[llvm-dev] buildbot failure in LLVM on clang-native-arm-cortex-a9

Wed Aug 26 08:21:06 PDT 2015

On 26 August 2015 at 15:44, Tobias Grosser <tobias at grosser.es> wrote:
> What time-line do you have in mind for this fix? If you are in charge
> and can make this happen within a day, giving cmake + ninja a chance seems
> OK.

It's not my bot. All my bots are CMake+Ninja based and are stable enough.

> However, if the owner of the buildbot is not known or the fix can not come
> soon, I am in favor of disabling the noise and (re)enabling it when someone
> found time to address the problem and verify the solution.

That's up to Galina. We haven't had any action against unstable bots
so far, and this is not the only one. There are lots of Windows and
sanitizer bots that break randomly and provide little information, are
we going to disable them all? How about the perf bots that still fail
occasionally and we haven't managed to fix the root cause, are we
going to disable then, too?

You're asking to reduce considerably the quality of testing on some
areas so that you can reduce the time spent looking at spurious
failures. I don't agree with that in principle. There were other
threads focusing on how to make them less spurious, more stable, less
noisy, and some work is being done on the GreenDragon bot structure.
But killing everything that looks suspicious now will reduce our
ability to validate LLVM on the range of configurations that we do
today, and that, for me, is a lot worse than a few minutes' worth of
some engineers.

> The cost of
> buildbot noise is very high, both in terms of developer time spent, but
> more importantly due to people starting to ignore them when monitoring them
> becomes costly.

I think you're overestimating the cost.

When I get bot emails, I click on the link and if it was timeout, I
always ignore it. If I can't make heads or tails (like the sanitizer
ones), I ignore it temporarily, then look again next day.

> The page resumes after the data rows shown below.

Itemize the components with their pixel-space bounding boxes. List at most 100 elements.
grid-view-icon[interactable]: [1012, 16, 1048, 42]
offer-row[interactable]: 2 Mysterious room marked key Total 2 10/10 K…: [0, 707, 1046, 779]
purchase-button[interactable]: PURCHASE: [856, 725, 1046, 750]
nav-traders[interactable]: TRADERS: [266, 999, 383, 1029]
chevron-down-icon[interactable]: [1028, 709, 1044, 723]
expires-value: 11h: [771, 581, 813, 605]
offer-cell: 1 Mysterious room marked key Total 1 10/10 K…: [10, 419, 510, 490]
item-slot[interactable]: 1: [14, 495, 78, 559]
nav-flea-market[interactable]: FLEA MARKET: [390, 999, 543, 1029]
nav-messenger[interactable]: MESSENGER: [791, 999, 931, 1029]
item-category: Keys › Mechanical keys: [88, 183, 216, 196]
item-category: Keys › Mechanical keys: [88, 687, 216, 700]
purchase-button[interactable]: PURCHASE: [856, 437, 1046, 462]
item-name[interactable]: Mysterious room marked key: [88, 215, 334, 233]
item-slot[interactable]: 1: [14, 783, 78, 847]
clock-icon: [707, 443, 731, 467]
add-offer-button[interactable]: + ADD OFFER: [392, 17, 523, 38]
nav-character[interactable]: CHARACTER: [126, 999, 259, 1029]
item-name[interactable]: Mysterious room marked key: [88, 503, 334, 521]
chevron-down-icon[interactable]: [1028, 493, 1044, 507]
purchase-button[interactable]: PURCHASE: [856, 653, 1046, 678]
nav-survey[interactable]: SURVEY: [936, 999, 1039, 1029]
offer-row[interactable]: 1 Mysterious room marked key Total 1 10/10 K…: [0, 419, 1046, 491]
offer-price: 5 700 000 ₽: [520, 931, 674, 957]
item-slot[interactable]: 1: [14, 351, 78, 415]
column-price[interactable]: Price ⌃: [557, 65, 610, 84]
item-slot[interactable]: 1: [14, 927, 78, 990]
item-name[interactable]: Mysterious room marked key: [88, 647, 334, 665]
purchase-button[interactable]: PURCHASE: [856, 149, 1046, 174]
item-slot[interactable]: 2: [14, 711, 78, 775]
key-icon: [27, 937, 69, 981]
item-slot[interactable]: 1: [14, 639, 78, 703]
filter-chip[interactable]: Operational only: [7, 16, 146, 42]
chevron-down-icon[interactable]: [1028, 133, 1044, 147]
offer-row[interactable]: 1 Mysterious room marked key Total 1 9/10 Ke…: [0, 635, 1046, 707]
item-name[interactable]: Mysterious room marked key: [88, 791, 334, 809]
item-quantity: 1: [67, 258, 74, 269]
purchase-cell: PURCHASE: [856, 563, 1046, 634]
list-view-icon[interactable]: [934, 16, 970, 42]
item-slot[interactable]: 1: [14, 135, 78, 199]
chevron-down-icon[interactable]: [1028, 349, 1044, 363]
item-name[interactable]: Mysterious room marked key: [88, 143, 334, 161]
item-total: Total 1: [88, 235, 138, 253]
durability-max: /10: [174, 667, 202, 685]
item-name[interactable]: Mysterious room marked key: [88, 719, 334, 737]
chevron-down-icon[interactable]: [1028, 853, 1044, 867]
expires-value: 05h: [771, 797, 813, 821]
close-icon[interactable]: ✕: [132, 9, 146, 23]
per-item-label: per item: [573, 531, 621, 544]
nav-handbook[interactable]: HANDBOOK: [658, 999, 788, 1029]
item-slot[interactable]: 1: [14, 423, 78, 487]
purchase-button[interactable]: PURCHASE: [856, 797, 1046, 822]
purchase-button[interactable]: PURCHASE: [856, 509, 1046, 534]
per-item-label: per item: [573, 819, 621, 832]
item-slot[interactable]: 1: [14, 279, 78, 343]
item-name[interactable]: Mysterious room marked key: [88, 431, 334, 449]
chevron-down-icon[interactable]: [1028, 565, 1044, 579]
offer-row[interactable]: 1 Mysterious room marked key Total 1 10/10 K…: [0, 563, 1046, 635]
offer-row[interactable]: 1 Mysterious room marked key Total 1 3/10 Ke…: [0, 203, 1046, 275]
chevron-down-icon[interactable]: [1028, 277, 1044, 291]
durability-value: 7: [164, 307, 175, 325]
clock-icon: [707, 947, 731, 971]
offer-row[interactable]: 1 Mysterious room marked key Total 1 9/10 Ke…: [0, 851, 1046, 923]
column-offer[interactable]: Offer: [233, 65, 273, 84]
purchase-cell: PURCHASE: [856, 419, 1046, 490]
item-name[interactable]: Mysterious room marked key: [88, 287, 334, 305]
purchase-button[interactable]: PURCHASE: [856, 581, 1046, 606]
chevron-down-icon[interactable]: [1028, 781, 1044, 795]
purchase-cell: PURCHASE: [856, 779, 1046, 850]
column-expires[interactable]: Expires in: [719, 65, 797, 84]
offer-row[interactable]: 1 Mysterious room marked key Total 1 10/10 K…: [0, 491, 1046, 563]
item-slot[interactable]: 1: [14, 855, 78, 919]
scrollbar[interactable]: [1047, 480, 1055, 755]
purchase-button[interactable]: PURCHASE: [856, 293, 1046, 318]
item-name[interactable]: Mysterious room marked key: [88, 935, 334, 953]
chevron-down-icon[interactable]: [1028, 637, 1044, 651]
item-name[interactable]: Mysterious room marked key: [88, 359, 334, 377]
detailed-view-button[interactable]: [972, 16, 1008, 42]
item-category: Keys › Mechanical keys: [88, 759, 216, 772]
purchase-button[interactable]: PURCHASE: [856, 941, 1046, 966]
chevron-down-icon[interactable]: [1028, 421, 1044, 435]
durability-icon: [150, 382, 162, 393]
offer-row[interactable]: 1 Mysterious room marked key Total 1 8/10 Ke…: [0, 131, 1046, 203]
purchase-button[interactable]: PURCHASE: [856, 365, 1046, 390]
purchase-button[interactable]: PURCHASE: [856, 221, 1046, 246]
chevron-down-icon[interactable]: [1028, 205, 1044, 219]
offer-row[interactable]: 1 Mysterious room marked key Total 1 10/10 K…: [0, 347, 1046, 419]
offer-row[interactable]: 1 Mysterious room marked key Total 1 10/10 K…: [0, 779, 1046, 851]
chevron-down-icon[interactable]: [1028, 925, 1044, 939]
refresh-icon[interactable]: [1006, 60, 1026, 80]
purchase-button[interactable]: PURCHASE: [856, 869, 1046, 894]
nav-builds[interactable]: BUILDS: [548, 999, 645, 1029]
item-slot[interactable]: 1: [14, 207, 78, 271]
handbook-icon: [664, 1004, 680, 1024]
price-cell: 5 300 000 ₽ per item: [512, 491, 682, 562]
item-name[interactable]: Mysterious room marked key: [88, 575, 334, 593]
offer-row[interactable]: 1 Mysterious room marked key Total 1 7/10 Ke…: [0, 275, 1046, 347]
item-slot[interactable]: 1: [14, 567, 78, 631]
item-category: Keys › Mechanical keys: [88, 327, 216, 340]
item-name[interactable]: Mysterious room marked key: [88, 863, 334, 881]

My assumption is that the bot owner will make me aware if the reason
is not obvious, as I do with my bots. I always wait for people to
realise, and fix. But if they can't, either because the bot was
already broken, or because the breakage isn't clear, I let people know
where to search for the information in the bot itself. This is my
responsibility as a bot owner.

I appreciate the benefit of having green / red bots, but you also have
to appreciate that hardware is not perfect, and they will invariably
fail once in a while. I had some Polly bots failing randomly and it
took me only a couple of seconds to infer so. I'm not asking to remove
them, even those that fail more than pass throughout the year. I
assume that, if they're still there, it provides *some* value to
someone.

cheers,
--renato